À ce mot de liberté, il y en a sûrement qui ont sursauté, et qui murmurent en leur cœur, tels les pharisiens, les mots de « révolutionnaire », de « frondeur », et que sais-je encore? Aux uns comme aux autres, il faut rappeler que la première liberté qu’il nous faut assurer, c’est celle de la vérité. Nous traînons tous, à l’heure actuelle, notre part de mensonge, bien plus nous cultivons en nous le mensonge et l’hypocrisie. Mensonge des solutions toutes faites, des remèdes tout trouvés, de la réponse que nous possédons à tous les problèmes. Mensonge au fond de notre aveuglement, de notre volonté décidée de ne pas voir la réalité telle qu’elle est dans toute son ampleur et toute sa complexité. Mensonge de nos craintes stériles et des détours que l’on invente pour échapper à nos responsabilités que nous nous efforçons de faire partager. Voilà ce que le Frère Untel nous a jeté à la face. Devant ce problème, on a ri, on a accusé les autres, on s’est énervé. Autant de façons d’échapper à notre propre drame. N’aurait-il pas mieux valu, ainsi qu’on nous y invitait, vivre toutes les réalités humaines « au niveau conscient?

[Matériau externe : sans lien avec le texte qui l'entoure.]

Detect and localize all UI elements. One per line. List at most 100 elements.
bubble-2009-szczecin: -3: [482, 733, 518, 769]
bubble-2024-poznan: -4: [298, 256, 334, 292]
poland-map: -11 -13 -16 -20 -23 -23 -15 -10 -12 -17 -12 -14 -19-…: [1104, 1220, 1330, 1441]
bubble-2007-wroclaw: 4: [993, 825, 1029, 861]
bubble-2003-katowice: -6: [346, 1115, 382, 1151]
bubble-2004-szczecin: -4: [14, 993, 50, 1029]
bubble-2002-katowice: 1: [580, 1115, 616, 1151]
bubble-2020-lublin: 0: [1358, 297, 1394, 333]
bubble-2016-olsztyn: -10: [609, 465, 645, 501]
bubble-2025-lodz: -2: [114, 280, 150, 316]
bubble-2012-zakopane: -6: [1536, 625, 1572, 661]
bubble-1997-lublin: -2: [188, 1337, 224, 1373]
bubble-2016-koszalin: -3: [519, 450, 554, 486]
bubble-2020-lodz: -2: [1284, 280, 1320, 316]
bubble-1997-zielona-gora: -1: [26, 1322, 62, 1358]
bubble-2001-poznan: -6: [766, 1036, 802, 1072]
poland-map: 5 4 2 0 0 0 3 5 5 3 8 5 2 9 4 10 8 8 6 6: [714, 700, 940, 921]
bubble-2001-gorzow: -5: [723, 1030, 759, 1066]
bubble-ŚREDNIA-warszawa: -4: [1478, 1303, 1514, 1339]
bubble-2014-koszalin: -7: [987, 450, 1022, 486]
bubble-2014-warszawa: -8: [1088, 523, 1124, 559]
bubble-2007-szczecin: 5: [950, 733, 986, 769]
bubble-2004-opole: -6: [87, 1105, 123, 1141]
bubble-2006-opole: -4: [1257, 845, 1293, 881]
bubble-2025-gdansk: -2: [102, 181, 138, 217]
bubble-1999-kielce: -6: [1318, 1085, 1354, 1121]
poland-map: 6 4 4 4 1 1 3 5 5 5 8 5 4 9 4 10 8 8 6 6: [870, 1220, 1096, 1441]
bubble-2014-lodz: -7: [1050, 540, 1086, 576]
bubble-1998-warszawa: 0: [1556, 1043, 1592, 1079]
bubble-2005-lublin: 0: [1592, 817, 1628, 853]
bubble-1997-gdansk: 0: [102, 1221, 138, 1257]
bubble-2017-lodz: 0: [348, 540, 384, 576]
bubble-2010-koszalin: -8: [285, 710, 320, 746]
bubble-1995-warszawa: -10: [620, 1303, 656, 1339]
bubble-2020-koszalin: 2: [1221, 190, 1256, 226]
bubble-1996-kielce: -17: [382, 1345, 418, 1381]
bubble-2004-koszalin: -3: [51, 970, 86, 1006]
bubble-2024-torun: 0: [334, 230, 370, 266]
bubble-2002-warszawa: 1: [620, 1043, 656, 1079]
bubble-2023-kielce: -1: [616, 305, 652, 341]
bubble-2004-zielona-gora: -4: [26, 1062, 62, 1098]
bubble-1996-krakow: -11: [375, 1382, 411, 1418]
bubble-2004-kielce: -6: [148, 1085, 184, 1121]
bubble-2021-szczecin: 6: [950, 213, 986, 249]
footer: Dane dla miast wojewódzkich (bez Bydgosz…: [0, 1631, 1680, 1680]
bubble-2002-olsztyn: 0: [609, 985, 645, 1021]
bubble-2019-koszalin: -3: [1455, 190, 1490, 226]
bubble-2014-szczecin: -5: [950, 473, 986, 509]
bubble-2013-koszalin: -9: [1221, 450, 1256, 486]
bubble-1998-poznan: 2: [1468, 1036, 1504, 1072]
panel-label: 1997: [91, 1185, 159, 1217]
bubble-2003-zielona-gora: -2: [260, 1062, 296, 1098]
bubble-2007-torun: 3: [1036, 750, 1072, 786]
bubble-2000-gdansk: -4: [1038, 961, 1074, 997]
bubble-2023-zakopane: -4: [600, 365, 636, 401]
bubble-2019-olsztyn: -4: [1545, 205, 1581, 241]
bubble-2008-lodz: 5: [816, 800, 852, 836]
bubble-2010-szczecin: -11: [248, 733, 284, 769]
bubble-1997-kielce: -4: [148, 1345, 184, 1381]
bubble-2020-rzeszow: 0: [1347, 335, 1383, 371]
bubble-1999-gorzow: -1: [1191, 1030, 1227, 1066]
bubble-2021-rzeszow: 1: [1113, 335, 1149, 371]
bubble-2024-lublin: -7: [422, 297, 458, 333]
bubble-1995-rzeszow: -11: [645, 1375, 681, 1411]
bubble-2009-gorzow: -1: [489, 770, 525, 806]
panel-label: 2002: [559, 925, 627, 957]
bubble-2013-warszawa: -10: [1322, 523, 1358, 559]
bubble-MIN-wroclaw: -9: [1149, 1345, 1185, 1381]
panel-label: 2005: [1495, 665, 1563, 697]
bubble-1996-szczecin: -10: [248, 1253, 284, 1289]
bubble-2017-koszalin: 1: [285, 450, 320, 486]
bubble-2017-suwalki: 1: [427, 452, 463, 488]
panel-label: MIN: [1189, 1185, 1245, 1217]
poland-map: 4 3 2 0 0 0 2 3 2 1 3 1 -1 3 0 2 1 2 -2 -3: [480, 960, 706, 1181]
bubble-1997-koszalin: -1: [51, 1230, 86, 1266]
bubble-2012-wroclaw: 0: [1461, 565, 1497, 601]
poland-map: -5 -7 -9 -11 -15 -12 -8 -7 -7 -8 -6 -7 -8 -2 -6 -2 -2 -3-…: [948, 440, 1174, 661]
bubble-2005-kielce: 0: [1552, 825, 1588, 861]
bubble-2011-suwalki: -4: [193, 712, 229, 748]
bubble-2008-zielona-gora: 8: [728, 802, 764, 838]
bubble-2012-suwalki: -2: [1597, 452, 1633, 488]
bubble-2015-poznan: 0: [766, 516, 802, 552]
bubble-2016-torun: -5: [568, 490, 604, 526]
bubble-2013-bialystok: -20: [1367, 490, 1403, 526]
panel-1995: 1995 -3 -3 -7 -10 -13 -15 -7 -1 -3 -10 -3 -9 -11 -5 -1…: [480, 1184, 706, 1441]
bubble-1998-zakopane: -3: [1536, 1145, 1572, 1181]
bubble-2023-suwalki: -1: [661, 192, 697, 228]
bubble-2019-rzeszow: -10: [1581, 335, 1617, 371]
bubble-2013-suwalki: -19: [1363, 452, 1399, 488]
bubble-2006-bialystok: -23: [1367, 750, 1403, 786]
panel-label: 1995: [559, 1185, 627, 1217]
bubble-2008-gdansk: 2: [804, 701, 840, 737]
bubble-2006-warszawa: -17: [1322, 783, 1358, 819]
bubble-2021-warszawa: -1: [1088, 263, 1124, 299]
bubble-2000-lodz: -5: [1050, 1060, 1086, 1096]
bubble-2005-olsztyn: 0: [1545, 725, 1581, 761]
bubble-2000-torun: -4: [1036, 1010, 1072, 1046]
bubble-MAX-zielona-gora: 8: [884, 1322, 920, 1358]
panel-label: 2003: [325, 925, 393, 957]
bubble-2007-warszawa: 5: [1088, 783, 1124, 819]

On a dit que le Frère Untel n’apportait pas de réponse solide aux problèmes qu’il posait. On a dit qu’on ne pouvait pas élaborer une politique concrète à partir de son volume. Mais c’est de toute l’attitude du frère Pierre-Jérôme que se dégage une politique : la politique de la conscience des événements qui se passent autour de nous, la politique de la charité qui consiste à porter l’inquiétude de ceux qui souffrent de ne pas pouvoir être totalement eux-mêmes, mais aussi la politique de l’énergie, de la force et de l’audace pour pouvoir malgré tout se donner.»

C’est une recension que je juge d’un équilibre remarquable. Il nous expose sommairement les aspects qui font la valeur de cet ouvrage qui devait devenir, en quelques années, le premier best-seller d’un ouvrage québécois, en essai, position qui est demeurée la sienne jusqu’à ce jour.